If it’s true that good fences make good neighbors, then this recent project will be making the whole neighborhood happy.
I was contacted by Jan who began as a student and client years ago and has become a dear friend. I met Jan over a decade ago at the school of Anything but Plain Decorative Finishes in Houston where I taught workshops in mural painting, trompe l’oeil and perspective drawing amongst many other classes. Jan took a class and at the end took me up on the request I make of students: stay in touch, send me pictures. She did exactly that and then one day asked me to come to her newly built home in Grapeland, Texas to paint a mural.

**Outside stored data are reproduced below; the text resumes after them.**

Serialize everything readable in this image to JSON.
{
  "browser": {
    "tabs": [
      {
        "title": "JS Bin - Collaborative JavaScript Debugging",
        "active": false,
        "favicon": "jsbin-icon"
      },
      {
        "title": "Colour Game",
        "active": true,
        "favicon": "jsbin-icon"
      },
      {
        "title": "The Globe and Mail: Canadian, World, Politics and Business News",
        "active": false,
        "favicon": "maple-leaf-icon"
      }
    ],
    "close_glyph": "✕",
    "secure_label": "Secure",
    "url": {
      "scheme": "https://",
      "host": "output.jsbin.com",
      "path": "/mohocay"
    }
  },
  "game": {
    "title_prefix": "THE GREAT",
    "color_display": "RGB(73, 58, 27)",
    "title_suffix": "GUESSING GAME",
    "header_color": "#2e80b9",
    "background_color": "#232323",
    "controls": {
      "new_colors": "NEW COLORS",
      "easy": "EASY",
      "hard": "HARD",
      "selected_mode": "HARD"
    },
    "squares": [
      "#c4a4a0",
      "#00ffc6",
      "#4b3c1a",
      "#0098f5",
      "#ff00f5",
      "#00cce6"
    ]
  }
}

It would be the first of many murals I would come to paint there. A treat every single time as I fell under the charms of the peacefulness of East Texas.
Here’s a picture of Jan and me at the Blue Bell Creameries, home of arguably the best ice cream in the country.
This project brought many aspects of my Texas connections together. Amongst my visitors while working was Janie Ellis, founder of Anything But Plain, another of the gifts that Texas has given me, a colleague who transforms over the years into friend, and remains that sound bouncing board that has helped me grow as an artist. If I haven’t said it enough, Janie, thank you for helping me metamorphosis albeit unwillingly at first, into a teacher which in turn made me a much stronger artist. I am working on fearless.
So now, the reason I was in Texas again, with the temps over 90 and the mosquitos and Texas fire ants lying in wait. Jan had moved to a new home in Houston and asked for my help in making a vision she had come to life. There was an 18′ long fence attached to her garage, calling for something. She had seen a painted fence years ago in a paint company ad and sent it to me as a starting place.
Her husband Bruce though perhaps it might be better before the artwork began, to give some consideration to the fence itself. He had the face of it refitted with concrete board and then primed and painted to provide me with an 18′ by 6′ canvas.
Many friends and neighbors who visited while I was working ask the same question: so how do you get to this idea. So here’s how, and sometimes I think of this as the seriously hard part. Talking with Jan had given me a list of things perhaps to include in the mural. The familiar welcoming gates of Grapeland (which I regretfully did not get to visit on this trip), the deer at the feeders, the cattle coming out from behind the East Texas pines…
These are two of the early scaled drawings.
After much discussion, we chose the closest adaptation of the original sketch.
And so the painting begins. Knowing how grueling the work would be outside, I made pounce patterns of the large sections of the design. Pouncing is a method of drawing a design out on paper and going over the lines with a small wheel that cuts holes into the paper. After it is taped into place, a pad filled with ground charcoal powder (interesting explaining what this is to airport security ), and using a pouncing motion, the design is transferred to the surface to be painted. One of my old sign painting methods that has served me well. The work of making the pounce gets done in air conditioning and cuts down the drawing time on the wall.
By the end of the first day with storm clouds dumping buckets on my little pop up tent, Jan arrived at a solution. Huge ten foot wide pieces of plastic were secured from the back of the fence, over the pop up tent and then anchored by Jan’s husband’s jeep. Not a piece of duct tape touched that jeep, Bruce. I promise. Then sheets were attached to the sides to block out sun, and then the brilliant suggestion of Jan’s daughter Melissa, to add a second opposing fan that really helped with the heat and keeping the bugs away. Well, most of the bugs. I found a swifter in my left hand helped battle the most belligerant bugs late evening.
Doses of sunscreen, baby oil lotion and Off! helped as well. My set up looked every inch as a worth entry into a gypsy camp.
Every so often, I braved the elements to get at sections outside the tent. Work began most days at first light, just after 6am, and with a few breaks, ended at sunset.
So, without further ado, here is what it looked like when completed.
As much as I did truly enjoy this challenge, I’d be remiss not to share one gem Jan brought me to see in Bellaire, Texas, about ten minutes from her home. I went to Evelyn’s Park to see the huge cast bronze sculture of Alice in Wonderland with the Mad Hatter and March Hare. It took my breath away. If superbly executed whimsy appeals to you (“Curiouser and curiouser”?) see more about the sculptor Bridgette Mongeon.
and check out her Facebook page www.facebook.com/FindingAliceSculpture/. There are tons of photos and links to her website.
I felt like a kid there myself.
I’m back home. To be honest, I don’t miss the Texas sun and humidity but balanced amongst spending the time with a friend while working and creating her dream in paint, I’m way ahead of the game.